俺は暗澹たる気分を更に増加させるような冷たいコンクリートの上で溜め息をついた。
ハルヒがなんたらの使い魔とかいうライトノベルを本に穴が空くんじゃないかって程睨みつけていて、やっぱり魔法もいいわねって言ったのが原因か。
流石に慣れ―――るわけないだろ。ふざけるな。
部室を開けたら密室で、そこにはピンクと青なんてふざけた髪色をした少女と剣を背負った少年がいるなんて。
後ろで騒ぐ馬鹿をほっといて俺は長門に尋ねた。
「ここどこ?」
「分らない」
ほう。お前にも分らないことがあるんだな。
「涼宮ハルヒが原因と思われる」
長門はそっと俺の耳に囁くように呟いた。思わずどきっとしたね。
「いや、そりゃいつもの通りだろうが……じゃ、あの不思議髪少女二人は?」
「涼宮ハルヒの読んでいた書籍の登場人物を彼女が想像し、座標軸」
もういい。分かった。とりあえず、ハルヒが読んでた本のキャラクターなんだろ?
「そう」
ハルヒは桃色髪の少女と何事かわめきあっていた。
「アンタこそ名乗りなさい」
「何言ってんの。アタシは貴族よ。平民のアンタこそ先に名乗りなさい」
そうわめき合っている二人をどうにか引き離した。
おお、剣を背負った少年まで手伝ってくれたじゃないか。古泉とは大違いだ。
 
「サイト離しなさい。あんな生意気女吹っ飛ばしてやるわ」
「やろうっての?かかってきなさい」
はがい締めにされながら、二人はワキワキと両手を動かした。
青色の髪をした少女と長門はどこ吹く風といった様子で読書マシーンとかしていた。
なんだか妙なデジャヴュを感じるのは気のせいだろうか。
桃色髪の少女は黒髪の少年の股間を狙いすましたように、蹴り上げてその呪縛から逃れた。

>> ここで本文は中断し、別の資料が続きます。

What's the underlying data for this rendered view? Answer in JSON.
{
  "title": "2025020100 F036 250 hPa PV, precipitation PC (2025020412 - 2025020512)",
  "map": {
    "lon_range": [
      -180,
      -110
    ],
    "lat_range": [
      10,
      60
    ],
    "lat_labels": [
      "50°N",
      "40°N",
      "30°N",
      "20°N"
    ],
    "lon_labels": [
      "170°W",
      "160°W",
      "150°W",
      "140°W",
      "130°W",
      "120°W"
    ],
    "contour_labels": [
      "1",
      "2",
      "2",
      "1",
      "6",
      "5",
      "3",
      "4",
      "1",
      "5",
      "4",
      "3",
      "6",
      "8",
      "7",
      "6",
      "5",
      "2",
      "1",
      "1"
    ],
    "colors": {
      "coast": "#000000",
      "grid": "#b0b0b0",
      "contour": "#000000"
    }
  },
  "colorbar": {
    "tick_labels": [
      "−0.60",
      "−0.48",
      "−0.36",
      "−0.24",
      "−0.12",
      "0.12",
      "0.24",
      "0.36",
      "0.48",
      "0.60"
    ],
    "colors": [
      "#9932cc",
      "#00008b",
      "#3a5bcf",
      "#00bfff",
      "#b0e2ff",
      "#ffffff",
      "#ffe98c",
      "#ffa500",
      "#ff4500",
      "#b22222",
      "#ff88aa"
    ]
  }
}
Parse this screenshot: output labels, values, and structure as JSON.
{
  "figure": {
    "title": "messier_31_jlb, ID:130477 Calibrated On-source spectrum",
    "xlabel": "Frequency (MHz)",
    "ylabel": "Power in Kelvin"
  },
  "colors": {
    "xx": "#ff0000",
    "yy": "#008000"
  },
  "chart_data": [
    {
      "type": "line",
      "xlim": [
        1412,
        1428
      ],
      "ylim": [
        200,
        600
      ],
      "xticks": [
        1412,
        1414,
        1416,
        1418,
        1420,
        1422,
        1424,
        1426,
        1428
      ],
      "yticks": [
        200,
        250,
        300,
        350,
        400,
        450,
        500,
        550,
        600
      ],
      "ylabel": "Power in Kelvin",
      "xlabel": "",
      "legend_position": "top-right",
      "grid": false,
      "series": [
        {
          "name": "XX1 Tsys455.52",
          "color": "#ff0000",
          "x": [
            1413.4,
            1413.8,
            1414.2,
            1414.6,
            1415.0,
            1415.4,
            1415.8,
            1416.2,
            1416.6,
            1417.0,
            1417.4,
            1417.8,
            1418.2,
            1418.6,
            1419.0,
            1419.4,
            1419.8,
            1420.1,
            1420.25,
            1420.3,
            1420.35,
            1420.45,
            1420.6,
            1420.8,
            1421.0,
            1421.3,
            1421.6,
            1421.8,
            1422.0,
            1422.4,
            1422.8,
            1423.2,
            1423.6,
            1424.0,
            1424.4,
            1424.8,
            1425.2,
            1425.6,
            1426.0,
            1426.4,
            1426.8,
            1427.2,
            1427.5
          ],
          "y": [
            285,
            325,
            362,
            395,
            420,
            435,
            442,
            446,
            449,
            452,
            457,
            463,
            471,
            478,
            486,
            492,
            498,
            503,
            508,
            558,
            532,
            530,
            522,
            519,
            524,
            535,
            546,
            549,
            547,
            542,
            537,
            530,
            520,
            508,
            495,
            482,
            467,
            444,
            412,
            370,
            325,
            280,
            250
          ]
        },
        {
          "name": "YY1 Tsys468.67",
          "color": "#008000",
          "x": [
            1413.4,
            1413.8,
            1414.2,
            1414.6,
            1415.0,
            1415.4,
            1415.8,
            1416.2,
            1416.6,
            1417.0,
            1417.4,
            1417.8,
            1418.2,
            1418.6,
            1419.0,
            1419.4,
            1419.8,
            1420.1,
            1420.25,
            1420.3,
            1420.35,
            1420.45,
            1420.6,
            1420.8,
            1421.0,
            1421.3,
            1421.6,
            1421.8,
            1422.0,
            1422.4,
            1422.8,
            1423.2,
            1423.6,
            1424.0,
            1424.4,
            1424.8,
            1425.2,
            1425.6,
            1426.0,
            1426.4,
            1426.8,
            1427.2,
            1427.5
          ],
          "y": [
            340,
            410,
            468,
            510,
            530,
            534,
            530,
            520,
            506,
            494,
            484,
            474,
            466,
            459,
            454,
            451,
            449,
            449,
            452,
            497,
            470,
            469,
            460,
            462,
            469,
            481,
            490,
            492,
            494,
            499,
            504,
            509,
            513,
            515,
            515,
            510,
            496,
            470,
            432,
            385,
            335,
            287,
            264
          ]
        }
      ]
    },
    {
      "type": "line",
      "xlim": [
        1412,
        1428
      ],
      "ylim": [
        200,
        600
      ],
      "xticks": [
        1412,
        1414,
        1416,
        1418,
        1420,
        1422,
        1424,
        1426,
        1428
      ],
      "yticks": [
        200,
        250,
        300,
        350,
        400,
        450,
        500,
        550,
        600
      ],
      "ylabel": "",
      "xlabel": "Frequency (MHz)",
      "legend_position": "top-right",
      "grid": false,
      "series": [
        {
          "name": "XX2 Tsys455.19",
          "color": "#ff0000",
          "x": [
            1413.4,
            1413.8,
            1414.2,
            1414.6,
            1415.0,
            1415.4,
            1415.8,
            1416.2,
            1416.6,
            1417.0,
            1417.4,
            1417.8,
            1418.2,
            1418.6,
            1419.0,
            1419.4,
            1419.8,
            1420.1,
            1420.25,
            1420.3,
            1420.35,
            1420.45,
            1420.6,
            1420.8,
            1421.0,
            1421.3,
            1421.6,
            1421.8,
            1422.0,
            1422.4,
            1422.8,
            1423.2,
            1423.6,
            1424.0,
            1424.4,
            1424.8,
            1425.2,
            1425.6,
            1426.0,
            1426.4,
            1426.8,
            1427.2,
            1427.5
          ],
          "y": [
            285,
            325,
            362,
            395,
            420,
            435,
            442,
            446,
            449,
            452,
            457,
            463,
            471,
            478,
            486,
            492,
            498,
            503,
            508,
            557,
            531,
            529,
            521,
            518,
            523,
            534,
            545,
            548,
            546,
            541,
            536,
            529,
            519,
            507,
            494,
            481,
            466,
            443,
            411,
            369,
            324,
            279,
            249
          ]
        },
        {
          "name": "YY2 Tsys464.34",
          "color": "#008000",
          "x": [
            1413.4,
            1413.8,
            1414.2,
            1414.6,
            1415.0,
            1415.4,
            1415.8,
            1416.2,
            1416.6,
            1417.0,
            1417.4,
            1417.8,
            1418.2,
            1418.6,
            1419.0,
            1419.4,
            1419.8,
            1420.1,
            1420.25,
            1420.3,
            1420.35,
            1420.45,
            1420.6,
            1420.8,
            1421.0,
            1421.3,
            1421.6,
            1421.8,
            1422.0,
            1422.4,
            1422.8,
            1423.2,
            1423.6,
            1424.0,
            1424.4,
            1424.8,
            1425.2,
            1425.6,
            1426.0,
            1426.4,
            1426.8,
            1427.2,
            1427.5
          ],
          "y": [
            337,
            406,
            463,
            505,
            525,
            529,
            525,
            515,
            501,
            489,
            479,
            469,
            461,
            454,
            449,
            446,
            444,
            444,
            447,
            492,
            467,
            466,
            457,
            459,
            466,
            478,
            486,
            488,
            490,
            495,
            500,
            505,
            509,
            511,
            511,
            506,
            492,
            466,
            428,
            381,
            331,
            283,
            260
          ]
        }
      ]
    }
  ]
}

俺は思わず駆け寄って、土下座みたいな体勢で蹲る少年の腰のあたりを叩いてやった。男ならこの気持ち分るだろ?「……すみません」
いいって。
俺が同情と憐れみをブレンドした複雑な表情で少年を解放していると、頭の上を何かが通り過ぎて
 
爆発した。
 
気付けば長門がお得意の瞬間移動を見せて珍しく焦った表情(といってもドット単位だが)を浮かべて身構えていた。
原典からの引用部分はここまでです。